We know there is a key called "likes". That's plural, so we'll assume that's an array. How would we look for people who have "hacking" among their likes? With the help of any().

$ cat people.json |jq '.people[] |select(any(.likes[]; . == "hacking"))'

This outputs the records for both Dade and Kate, since both of them have "hacking" as likes. The syntax of the last line bears some explanation (and a HT to StackOverflow for helping me find it). This is what's described in the docs as the any(generator; condition) form. Basically, you are unpacking the array and then testing the condition on each element. Outside of that, select is grabbing any element from people where the condition is true. If you passed in "sunglasses" instead of "hacking", we'd only get Dade back.

Data Validation and Diving Deeper

What if you didn't know that "likes" was an array? Or more generally, what if you wanted to produce an object showing all the key names and the corresponding data types at the level of the object you selected? You'd need to get a little tricky:

$ cat people.json |jq '.people[0] |[ [ keys_unsorted[] ], [ (.[] | type) ] ] |   (1)
› transpose |                                   (2)
› map( {key: .[0], type: .[1]} )'               (3)

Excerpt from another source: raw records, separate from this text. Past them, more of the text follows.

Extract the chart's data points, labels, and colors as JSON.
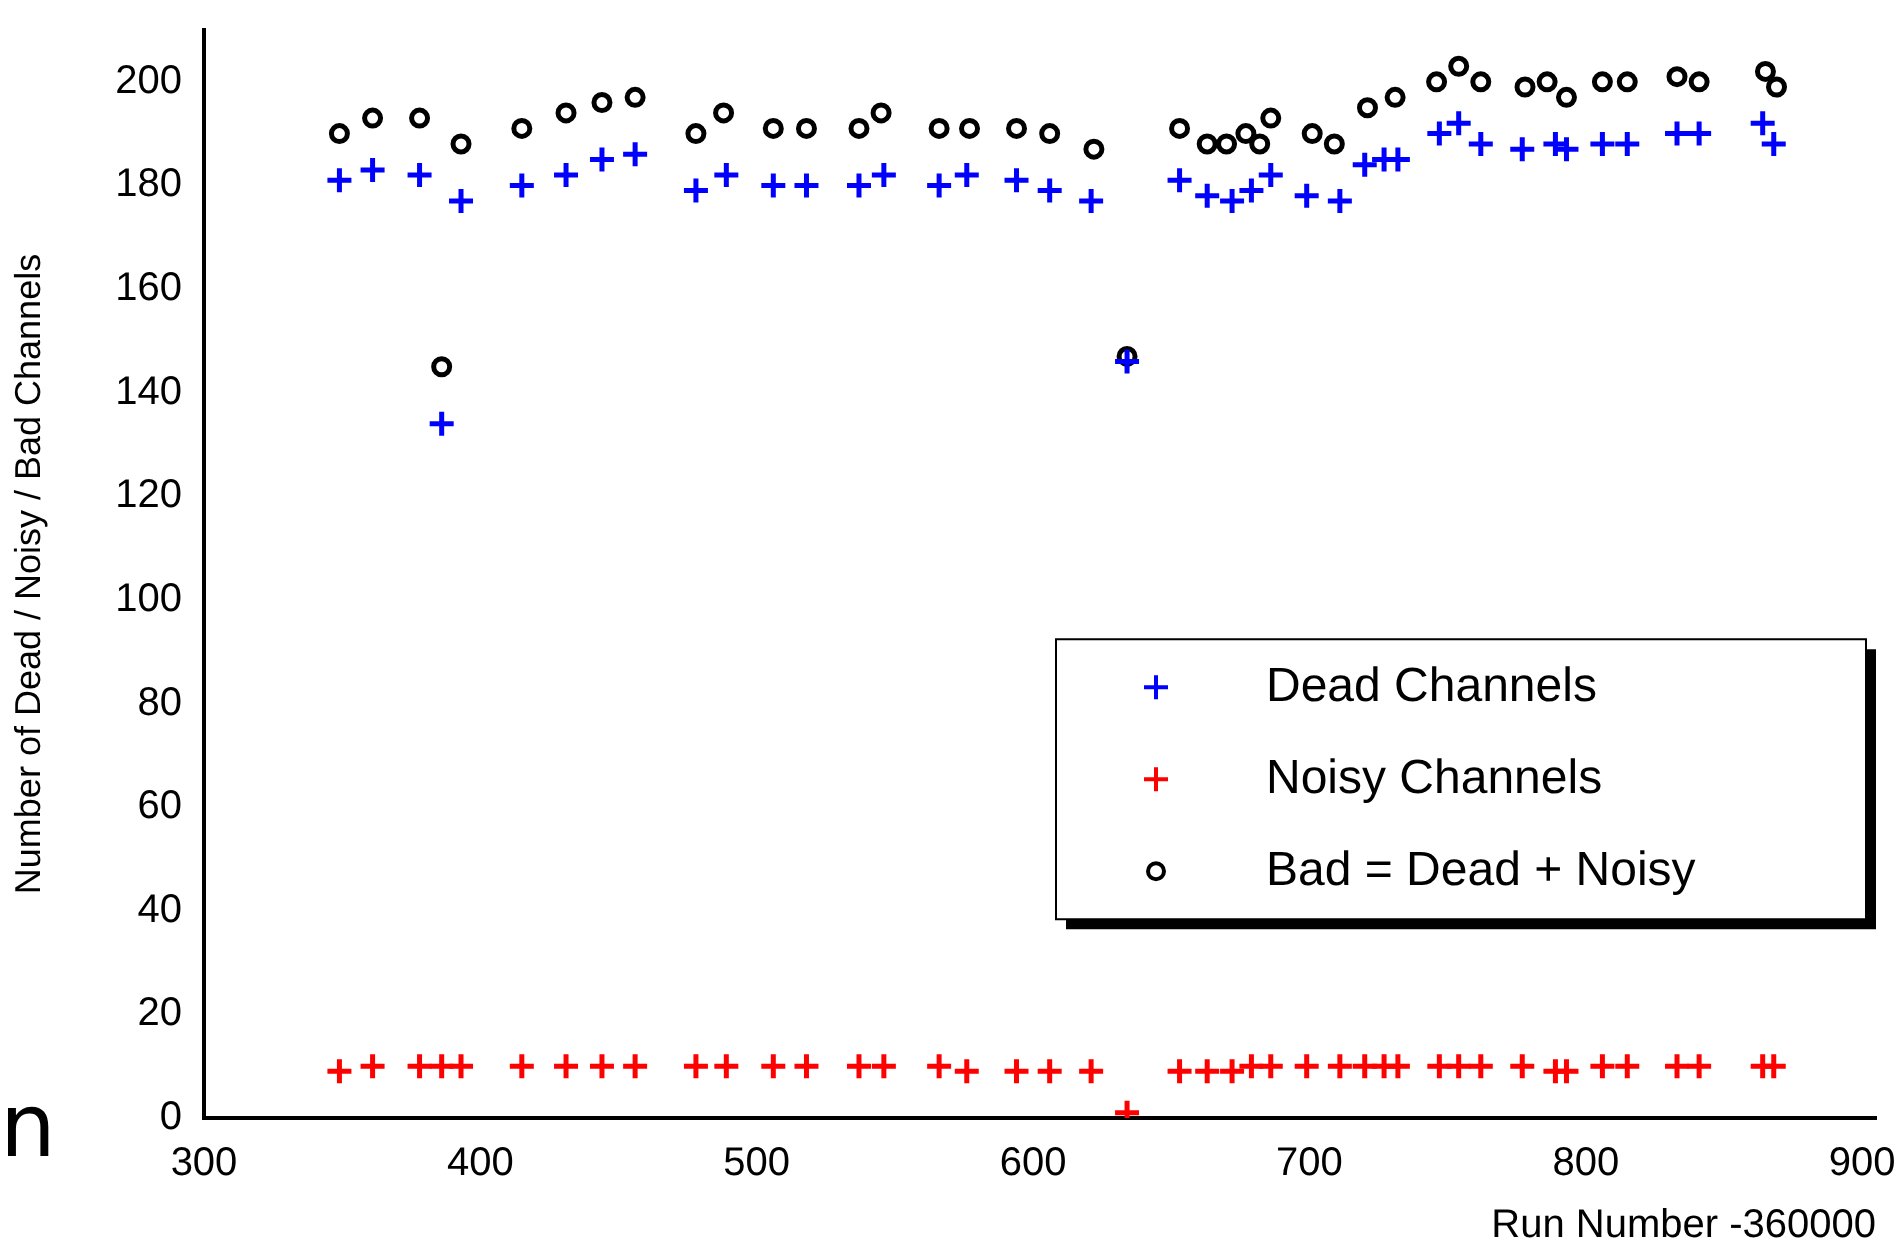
{
  "chart_data": {
    "type": "scatter",
    "xlabel": "Run Number -360000",
    "ylabel": "Number of Dead / Noisy / Bad Channels",
    "xlim": [
      300,
      905
    ],
    "ylim": [
      0,
      210
    ],
    "xticks": [
      300,
      400,
      500,
      600,
      700,
      800,
      900
    ],
    "yticks": [
      0,
      20,
      40,
      60,
      80,
      100,
      120,
      140,
      160,
      180,
      200
    ],
    "grid": false,
    "legend": "right",
    "annotations": [
      "n"
    ],
    "series": [
      {
        "name": "Dead Channels",
        "color": "#0000ff",
        "marker": "cross",
        "x": [
          349,
          361,
          378,
          386,
          393,
          415,
          431,
          444,
          456,
          478,
          489,
          506,
          518,
          537,
          546,
          566,
          576,
          594,
          606,
          621,
          634,
          653,
          663,
          672,
          679,
          686,
          699,
          711,
          720,
          727,
          732,
          747,
          754,
          762,
          777,
          789,
          793,
          806,
          815,
          833,
          841,
          864,
          868
        ],
        "values": [
          181,
          183,
          182,
          134,
          177,
          180,
          182,
          185,
          186,
          179,
          182,
          180,
          180,
          180,
          182,
          180,
          182,
          181,
          179,
          177,
          146,
          181,
          178,
          177,
          179,
          182,
          178,
          177,
          184,
          185,
          185,
          190,
          192,
          188,
          187,
          188,
          187,
          188,
          188,
          190,
          190,
          192,
          188
        ]
      },
      {
        "name": "Noisy Channels",
        "color": "#ff0000",
        "marker": "cross",
        "x": [
          349,
          361,
          378,
          386,
          393,
          415,
          431,
          444,
          456,
          478,
          489,
          506,
          518,
          537,
          546,
          566,
          576,
          594,
          606,
          621,
          634,
          653,
          663,
          672,
          679,
          686,
          699,
          711,
          720,
          727,
          732,
          747,
          754,
          762,
          777,
          789,
          793,
          806,
          815,
          833,
          841,
          864,
          868
        ],
        "values": [
          9,
          10,
          10,
          10,
          10,
          10,
          10,
          10,
          10,
          10,
          10,
          10,
          10,
          10,
          10,
          10,
          9,
          9,
          9,
          9,
          1,
          9,
          9,
          9,
          10,
          10,
          10,
          10,
          10,
          10,
          10,
          10,
          10,
          10,
          10,
          9,
          9,
          10,
          10,
          10,
          10,
          10,
          10
        ]
      },
      {
        "name": "Bad = Dead + Noisy",
        "color": "#000000",
        "marker": "circle",
        "x": [
          349,
          361,
          378,
          386,
          393,
          415,
          431,
          444,
          456,
          478,
          488,
          506,
          518,
          537,
          545,
          566,
          577,
          594,
          606,
          622,
          634,
          653,
          663,
          670,
          677,
          682,
          686,
          701,
          709,
          721,
          731,
          746,
          754,
          762,
          778,
          786,
          793,
          806,
          815,
          833,
          841,
          865,
          869
        ],
        "values": [
          190,
          193,
          193,
          145,
          188,
          191,
          194,
          196,
          197,
          190,
          194,
          191,
          191,
          191,
          194,
          191,
          191,
          191,
          190,
          187,
          147,
          191,
          188,
          188,
          190,
          188,
          193,
          190,
          188,
          195,
          197,
          200,
          203,
          200,
          199,
          200,
          197,
          200,
          200,
          201,
          200,
          202,
          199
        ]
      }
    ]
  }
}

Let's walk through each step. At (1), we're creating two separate arrays: one with all the keys -- not sorted -- and one with all the corresponding types. At (2), the transpose function "zips" the values from each array together, so you have [["first_name", "string"], ["last_name", "string"] ...] etc. Finally, at (3) you take those values and map them such that you create an array of new objects, producing output like this:

[
  {
    "key": "first_name",
    "type": "string"
  },
  {
    "key": "last_name",
    "type": "string"
  },
  {
    "key": "likes",
    "type": "array"
  },
  {
    "key": "age",
    "type": "number"
  }
]

Neat, right? The important thing to note is the use of keys_unsorted, instead of just keys at (2); this ensures that the keys are mapped to their correct corresponding type. (Another HT to StackOverflow for this.)

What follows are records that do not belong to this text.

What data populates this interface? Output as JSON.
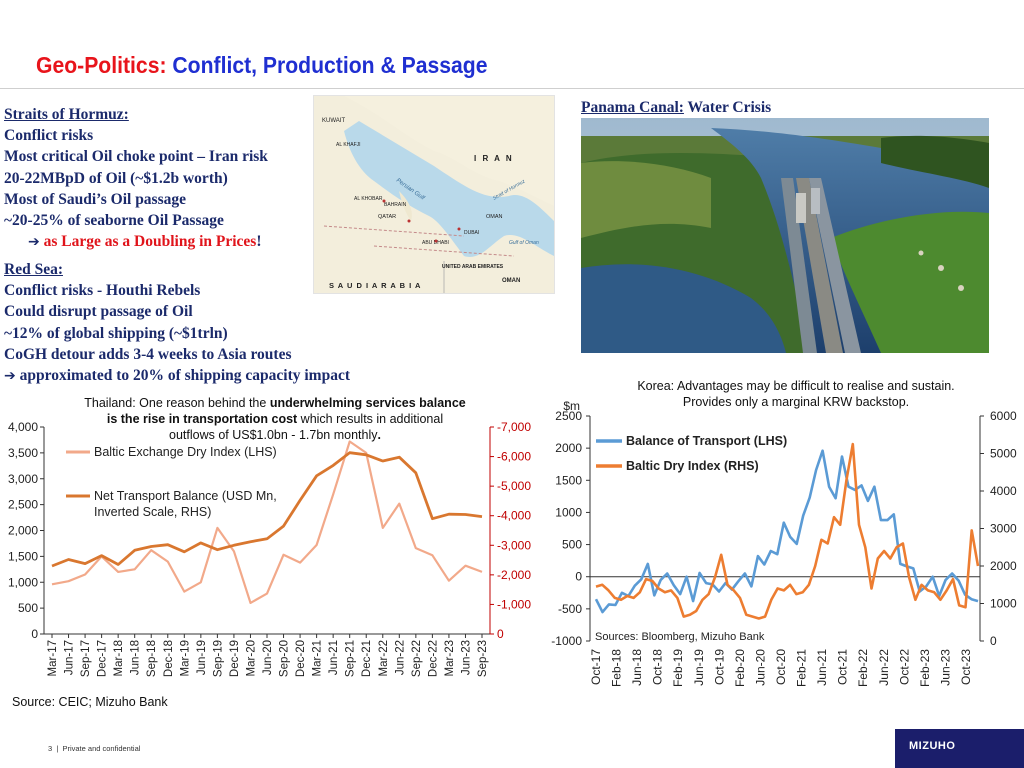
{
  "title": {
    "part1": "Geo-Politics: ",
    "part2": "Conflict, Production & Passage"
  },
  "hormuz": {
    "heading": "Straits of Hormuz:",
    "lines": [
      "Conflict risks",
      "Most critical Oil choke point – Iran risk",
      "20-22MBpD of Oil (~$1.2b worth)",
      "Most of Saudi’s Oil passage",
      "~20-25% of seaborne Oil Passage"
    ],
    "conclusion": "as Large as a Doubling in Prices",
    "conclusion_end": "!"
  },
  "redsea": {
    "heading": "Red Sea:",
    "lines": [
      "Conflict risks - Houthi Rebels",
      "Could disrupt passage of Oil",
      "~12% of global shipping (~$1trln)",
      "CoGH detour adds 3-4 weeks to Asia routes"
    ],
    "conclusion": "approximated to 20% of shipping capacity impact"
  },
  "map": {
    "labels": [
      "KUWAIT",
      "AL KHAFJI",
      "I R A N",
      "Persian Gulf",
      "QATAR",
      "BAHRAIN",
      "AL KHOBAR",
      "ABU DHABI",
      "DUBAI",
      "OMAN",
      "UNITED ARAB EMIRATES",
      "S A U D I   A R A B I A",
      "Gulf of Oman",
      "Strait of Hormuz"
    ]
  },
  "panama": {
    "heading": "Panama Canal:",
    "subheading": " Water Crisis"
  },
  "source_left": "Source: CEIC; Mizuho Bank",
  "footer": {
    "page": "3",
    "sep": "|",
    "text": "Private and confidential"
  },
  "logo": "MIZUHO",
  "colors": {
    "title_red": "#e8141b",
    "title_blue": "#1f2fd1",
    "text_navy": "#1b2a6b",
    "light_series": "#f2a98a",
    "dark_series": "#d9772f",
    "blue_series": "#5b9bd5",
    "orange_series": "#ed7d31"
  },
  "chart_data": [
    {
      "type": "line",
      "title_plain_1": "Thailand: One reason behind the ",
      "title_bold_1": "underwhelming services balance",
      "title_bold_2": "is the rise in transportation cost",
      "title_plain_2": " which results in additional",
      "title_plain_3": "outflows of US$1.0bn - 1.7bn monthly",
      "title_bold_3": ".",
      "categories": [
        "Mar-17",
        "Jun-17",
        "Sep-17",
        "Dec-17",
        "Mar-18",
        "Jun-18",
        "Sep-18",
        "Dec-18",
        "Mar-19",
        "Jun-19",
        "Sep-19",
        "Dec-19",
        "Mar-20",
        "Jun-20",
        "Sep-20",
        "Dec-20",
        "Mar-21",
        "Jun-21",
        "Sep-21",
        "Dec-21",
        "Mar-22",
        "Jun-22",
        "Sep-22",
        "Dec-22",
        "Mar-23",
        "Jun-23",
        "Sep-23"
      ],
      "y_left_range": [
        0,
        4000
      ],
      "y_left_ticks": [
        "0",
        "500",
        "1,000",
        "1,500",
        "2,000",
        "2,500",
        "3,000",
        "3,500",
        "4,000"
      ],
      "y_right_range": [
        0,
        -7000
      ],
      "y_right_ticks": [
        "0",
        "-1,000",
        "-2,000",
        "-3,000",
        "-4,000",
        "-5,000",
        "-6,000",
        "-7,000"
      ],
      "series": [
        {
          "name": "Baltic Exchange Dry Index (LHS)",
          "axis": "left",
          "values": [
            960,
            1020,
            1150,
            1500,
            1200,
            1250,
            1620,
            1400,
            820,
            1000,
            2050,
            1600,
            600,
            780,
            1530,
            1380,
            1720,
            2700,
            3720,
            3500,
            2050,
            2520,
            1660,
            1520,
            1030,
            1320,
            1200
          ]
        },
        {
          "name": "Net Transport Balance (USD Mn, Inverted Scale, RHS)",
          "axis": "right",
          "values": [
            -2300,
            -2520,
            -2380,
            -2650,
            -2350,
            -2830,
            -2960,
            -3020,
            -2780,
            -3080,
            -2850,
            -3000,
            -3120,
            -3220,
            -3650,
            -4520,
            -5350,
            -5700,
            -6130,
            -6060,
            -5850,
            -5980,
            -5450,
            -3900,
            -4050,
            -4040,
            -3970
          ]
        }
      ]
    },
    {
      "type": "line",
      "title_1": "Korea: Advantages may be difficult to realise and sustain.",
      "title_2": "Provides only a marginal KRW backstop.",
      "ylabel": "$m",
      "y_left_range": [
        -1000,
        2500
      ],
      "y_left_ticks": [
        "-1000",
        "-500",
        "0",
        "500",
        "1000",
        "1500",
        "2000",
        "2500"
      ],
      "y_right_range": [
        0,
        6000
      ],
      "y_right_ticks": [
        "0",
        "1000",
        "2000",
        "3000",
        "4000",
        "5000",
        "6000"
      ],
      "x_tick_labels": [
        "Oct-17",
        "Feb-18",
        "Jun-18",
        "Oct-18",
        "Feb-19",
        "Jun-19",
        "Oct-19",
        "Feb-20",
        "Jun-20",
        "Oct-20",
        "Feb-21",
        "Jun-21",
        "Oct-21",
        "Feb-22",
        "Jun-22",
        "Oct-22",
        "Feb-23",
        "Jun-23",
        "Oct-23"
      ],
      "x_start": "Oct-17",
      "x_end": "Dec-23",
      "source": "Sources: Bloomberg, Mizuho Bank",
      "series": [
        {
          "name": "Balance of Transport (LHS)",
          "axis": "left",
          "values": [
            -350,
            -550,
            -430,
            -440,
            -250,
            -300,
            -140,
            -40,
            200,
            -290,
            -50,
            50,
            -130,
            -270,
            0,
            -380,
            60,
            -100,
            -120,
            -230,
            -100,
            -200,
            -70,
            50,
            -150,
            320,
            190,
            400,
            350,
            840,
            620,
            510,
            950,
            1230,
            1660,
            1960,
            1400,
            1220,
            1870,
            1400,
            1350,
            1420,
            1180,
            1400,
            880,
            880,
            970,
            200,
            160,
            130,
            -230,
            -150,
            0,
            -300,
            -50,
            50,
            -60,
            -280,
            -350,
            -380
          ]
        },
        {
          "name": "Baltic Dry Index (RHS)",
          "axis": "right",
          "values": [
            1450,
            1500,
            1350,
            1150,
            1100,
            1200,
            1150,
            1300,
            1650,
            1600,
            1400,
            1300,
            1350,
            1150,
            650,
            700,
            800,
            1100,
            1250,
            1700,
            2300,
            1500,
            1350,
            1150,
            700,
            650,
            600,
            650,
            1100,
            1400,
            1350,
            1500,
            1250,
            1300,
            1500,
            2000,
            2700,
            2600,
            3300,
            3100,
            4300,
            5250,
            3100,
            2500,
            1400,
            2200,
            2400,
            2200,
            2500,
            2600,
            1700,
            1100,
            1500,
            1350,
            1300,
            1100,
            1350,
            1650,
            950,
            900,
            2950,
            2000
          ]
        }
      ]
    }
  ]
}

Finally, let's inspect our data for invalid values. If you recall from above, Kate's age looks like it got, um, hacked. Maybe we want to find any records where the age values in our records are over 110.

$ cat people.json |jq '.people[] |select(.age > 110)'
{
  "first_name": "Kate",
  "last_name": "Libby",
  "likes": [
    "hacking",
    "video games"
  ],
  "age": 1337
}

If someone had really managed to mangle their age, maybe through lax rules in a web form, we could look for age values that are not numeric, too.

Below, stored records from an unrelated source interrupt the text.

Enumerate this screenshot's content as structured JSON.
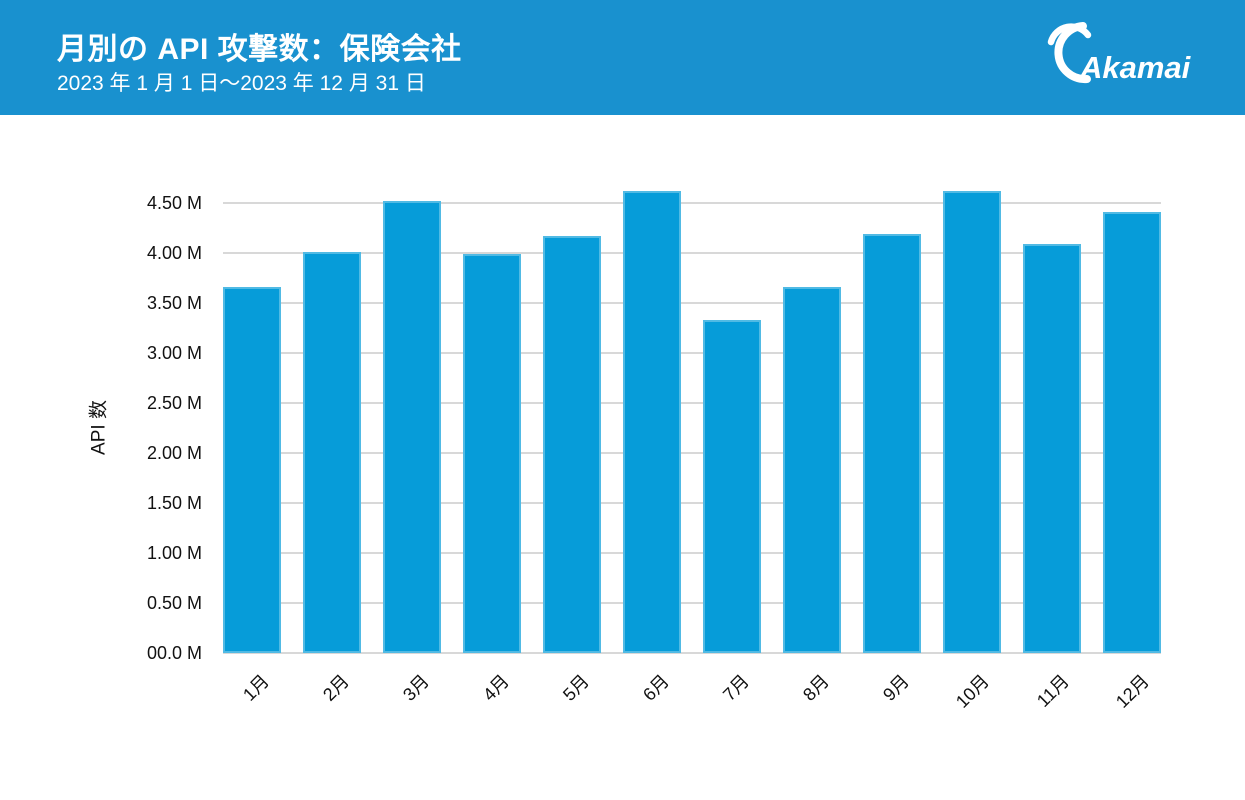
{
  "header": {
    "title": "月別の API 攻撃数：保険会社",
    "subtitle": "2023 年 1 月 1 日～2023 年 12 月 31 日",
    "logo_text": "Akamai",
    "background_color": "#1991CF",
    "text_color": "#FFFFFF"
  },
  "chart_data": {
    "type": "bar",
    "title": "月別の API 攻撃数：保険会社",
    "subtitle": "2023 年 1 月 1 日～2023 年 12 月 31 日",
    "categories": [
      "1月",
      "2月",
      "3月",
      "4月",
      "5月",
      "6月",
      "7月",
      "8月",
      "9月",
      "10月",
      "11月",
      "12月"
    ],
    "values": [
      3.66,
      4.01,
      4.52,
      3.99,
      4.17,
      4.62,
      3.33,
      3.66,
      4.19,
      4.62,
      4.09,
      4.41
    ],
    "unit": "M",
    "xlabel": "",
    "ylabel": "API 数",
    "ylim": [
      0,
      4.7
    ],
    "ytick_step": 0.5,
    "ytick_labels": [
      "00.0 M",
      "0.50 M",
      "1.00 M",
      "1.50 M",
      "2.00 M",
      "2.50 M",
      "3.00 M",
      "3.50 M",
      "4.00 M",
      "4.50 M"
    ],
    "grid": true,
    "legend": false,
    "bar_color": "#069CD9",
    "grid_color": "#D8D8D8"
  }
}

$ cat people.json |jq '.people[] |select(.age | type != "number")'
{
  "first_name": "Kate",
  "last_name": "Libby",
  "likes": [
    "hacking",
    "video games"
  ],
  "age": "foobar"
}

Conclusion

There's a lot more you can do with jq; I've seen people use it almost exclusively in web scraping scripts to extract and transform complex JSON objects. It's not for every use case, but hopefully this tutorial has been helpful in sharing some of the strengths of this tool.